E-cigarette use is increasingly widespread among adolescents worldwide. In 2022, 11·3% of middle and high school students (3·08 million) in the USA reported past 30-day use of any tobacco products, with the vast majority (9·4%) using e-cigarettes and 3·5% using multiple products. Among young e-cigarette users, 28% were using it daily, nearly 85% used flavoured ones (eg, fruit or candy), and more than half used disposable ones. These trends are particularly worrying for countries that already have a high smoking prevalence—in Viet Nam, where one in two adult men are current smokers, e-cigarette use among 13–15 year olds has increased from 2·6% in 2019 to 3·5% in 2022. A new UK study found that young people are more likely to experiment with e-cigarettes than cigarettes, and 14·3% of e-cigarette users transitioned to cigarette smoking a year later. The growing popularity of e-cigarettes seriously undermines tobacco control efforts and highlights how tobacco and e-cigarette companies have turned adolescents into a sweet target for profit.
Despite being marketed as a safer alternative to cigarettes, e-cigarettes are highly addictive and harmful. The high nicotine content (even in some products labelled “nicotine-free”) can lead to dependency over time, posing a unique risk to the developing brain. Emerging evidence suggests adverse effects on long-term development of brain structure and function, as well as potential changes in neurocognition and behaviour. E-cigarettes also contain chemicals harmful to young lungs (eg, ultrafine particles, volatile organic compounds, heavy metals), resulting in adverse cardiopulmonary effects, chronic bronchitis, asthma exacerbations, and lung damage.
But unlike cigarettes and other tobacco products, vaping is difficult to detect, and parents might struggle to know if their child is vaping. In a March 2023 Mott Poll Report, more than 80% of parents said they would “definitely” or “probably” know if their child was vaping, believing that their child would tell them (67%) or that they would find vaping supplies in their child’s things (57%), detect it by smell (48%), or find out from others (37%). In contrast with youth-reported survey data, very few parents in the poll believed their own child vapes. In addition to the lack of obvious olfactory or behavioural signs of vaping, the difficulty is compounded by predatory commercial practices. Manufacturers have made e-cigarettes easy to conceal, with designs resembling everyday objects such as pens and USB drives, and there is also a growing market of camouflage fashion items that enable discreet usage. Disposable vapes—packaged with bright colours and delivering sweet flavours like “cotton candy”—are cheap and easy to use and discard. Their appeal to young people is also driven by their prominence on social media.
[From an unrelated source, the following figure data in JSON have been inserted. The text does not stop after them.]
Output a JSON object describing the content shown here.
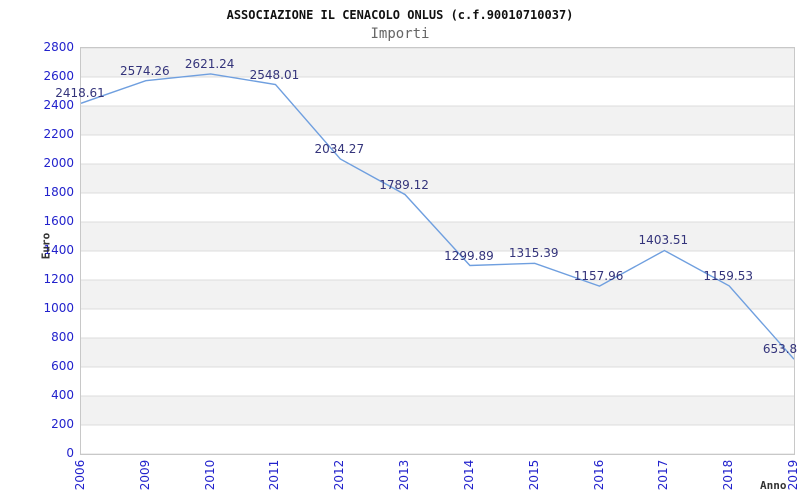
{
  "header": {
    "title": "ASSOCIAZIONE IL CENACOLO ONLUS (c.f.90010710037)",
    "subtitle": "Importi"
  },
  "chart_data": {
    "type": "line",
    "title": "ASSOCIAZIONE IL CENACOLO ONLUS (c.f.90010710037)",
    "subtitle": "Importi",
    "xlabel": "Anno",
    "ylabel": "Euro",
    "categories": [
      "2006",
      "2009",
      "2010",
      "2011",
      "2012",
      "2013",
      "2014",
      "2015",
      "2016",
      "2017",
      "2018",
      "2019"
    ],
    "values": [
      2418.61,
      2574.26,
      2621.24,
      2548.01,
      2034.27,
      1789.12,
      1299.89,
      1315.39,
      1157.96,
      1403.51,
      1159.53,
      653.8
    ],
    "value_labels": [
      "2418.61",
      "2574.26",
      "2621.24",
      "2548.01",
      "2034.27",
      "1789.12",
      "1299.89",
      "1315.39",
      "1157.96",
      "1403.51",
      "1159.53",
      "653.8"
    ],
    "ylim": [
      0,
      2800
    ],
    "yticks": [
      0,
      200,
      400,
      600,
      800,
      1000,
      1200,
      1400,
      1600,
      1800,
      2000,
      2200,
      2400,
      2600,
      2800
    ],
    "grid": "horizontal alternating bands, gray band starts at top (2800-2600)",
    "legend": "none",
    "markers": "none",
    "colors": {
      "line": "#6f9fdf",
      "tick_label": "#2222cc",
      "data_label": "#34347b",
      "band": "#f2f2f2",
      "grid_line": "#dcdcdc",
      "plot_border": "#c8c8c8",
      "title": "#111111",
      "subtitle": "#666666",
      "axis_title": "#333333"
    }
  }
}
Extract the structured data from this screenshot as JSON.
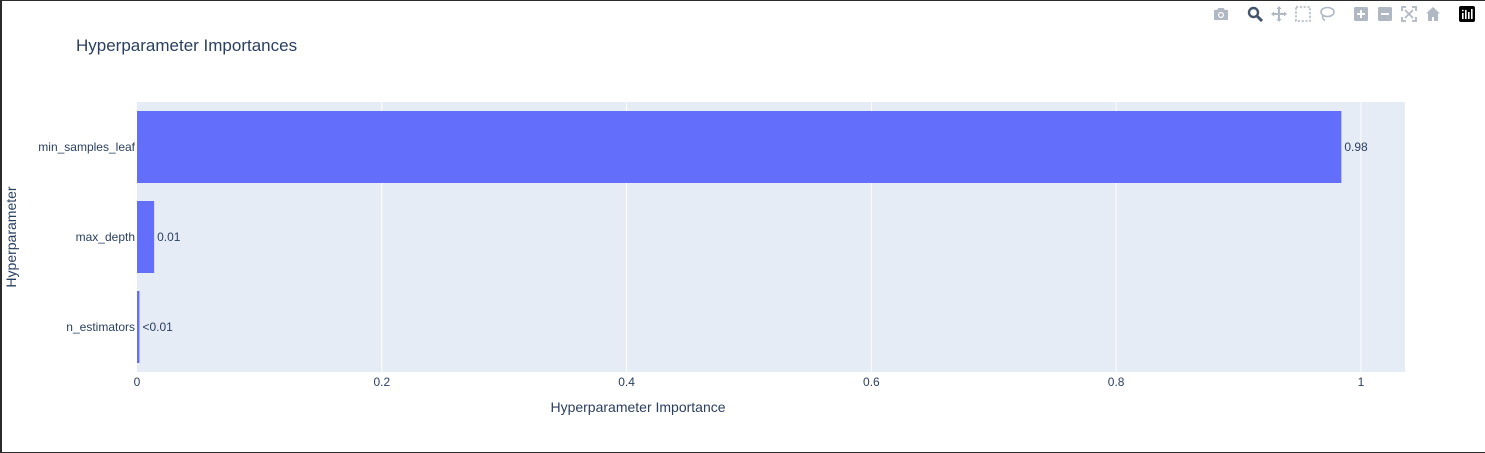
{
  "title": "Hyperparameter Importances",
  "toolbar": {
    "buttons": [
      {
        "name": "camera-icon",
        "label": "Download plot as a png"
      },
      {
        "name": "zoom-icon",
        "label": "Zoom"
      },
      {
        "name": "pan-icon",
        "label": "Pan"
      },
      {
        "name": "box-select-icon",
        "label": "Box Select"
      },
      {
        "name": "lasso-select-icon",
        "label": "Lasso Select"
      },
      {
        "name": "zoom-in-icon",
        "label": "Zoom in"
      },
      {
        "name": "zoom-out-icon",
        "label": "Zoom out"
      },
      {
        "name": "autoscale-icon",
        "label": "Autoscale"
      },
      {
        "name": "reset-axes-icon",
        "label": "Reset axes"
      },
      {
        "name": "plotly-logo-icon",
        "label": "Produced with Plotly"
      }
    ],
    "active": "zoom-icon"
  },
  "chart_data": {
    "type": "bar",
    "orientation": "horizontal",
    "title": "Hyperparameter Importances",
    "xlabel": "Hyperparameter Importance",
    "ylabel": "Hyperparameter",
    "categories": [
      "n_estimators",
      "max_depth",
      "min_samples_leaf"
    ],
    "values": [
      0.002,
      0.014,
      0.984
    ],
    "data_labels": [
      "<0.01",
      "0.01",
      "0.98"
    ],
    "xlim": [
      0,
      1.036
    ],
    "xticks": [
      0,
      0.2,
      0.4,
      0.6,
      0.8,
      1
    ],
    "xtick_labels": [
      "0",
      "0.2",
      "0.4",
      "0.6",
      "0.8",
      "1"
    ],
    "grid": true,
    "colors": {
      "bar": "#636efa",
      "plot_bg": "#e5ecf6",
      "grid": "#ffffff",
      "text": "#2a3f5f"
    }
  }
}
Given these challenges and that nearly all tobacco use begins in adolescence and young adulthood, preventing e-cigarette use in youth is key to global tobacco control. Clinicians and teachers have a crucial role in educating adolescents and their parents about the health risks of vaping, dispelling misconceptions, and providing positive reinforcement of not using e-cigarettes. Paediatricians can incorporate a brief screening, detection, and prevention and intervention framework in clinic visits. It is important to ask open-ended questions, assess peer use of e-cigarettes, consider demographic and psychosocial risk factors (eg, gender, age, parental substance use), and be aware of the immediate and acute post-use indicators (eg, dry mouth, dental symptoms, and fruit or sweet-like smells). Clinicians can also sensitise parents to the issue, encourage them to have warm and empathetic conversations with their adolescents about the risks of vaping, and provide advice for parental monitoring and supervision.
Ultimately, tighter regulations, stricter enforcement, and bolder reforms in tobacco control are needed to counter the predatory practices of the tobacco industry. Although it is illegal to sell vapes to anyone under age 18 years in many countries, the reality is that minors are still able to access them. Banning the sale and marketing of e-cigarettes to minors is necessary, but it will not be enough. As brain development continues until age 25 years, older adolescents must also be protected against the harmful effects of e-cigarettes. Designed to appeal to young people and first-time users, flavoured and disposable vapes must be a priority target for health authorities.
We urge governments and WHO to be ambitious and forward-thinking in their tobacco control strategies and place adolescents at the core. A comprehensive and coordinated approach is needed to stifle the tobacco industry and stop it from using adolescents as a sweet target for profit.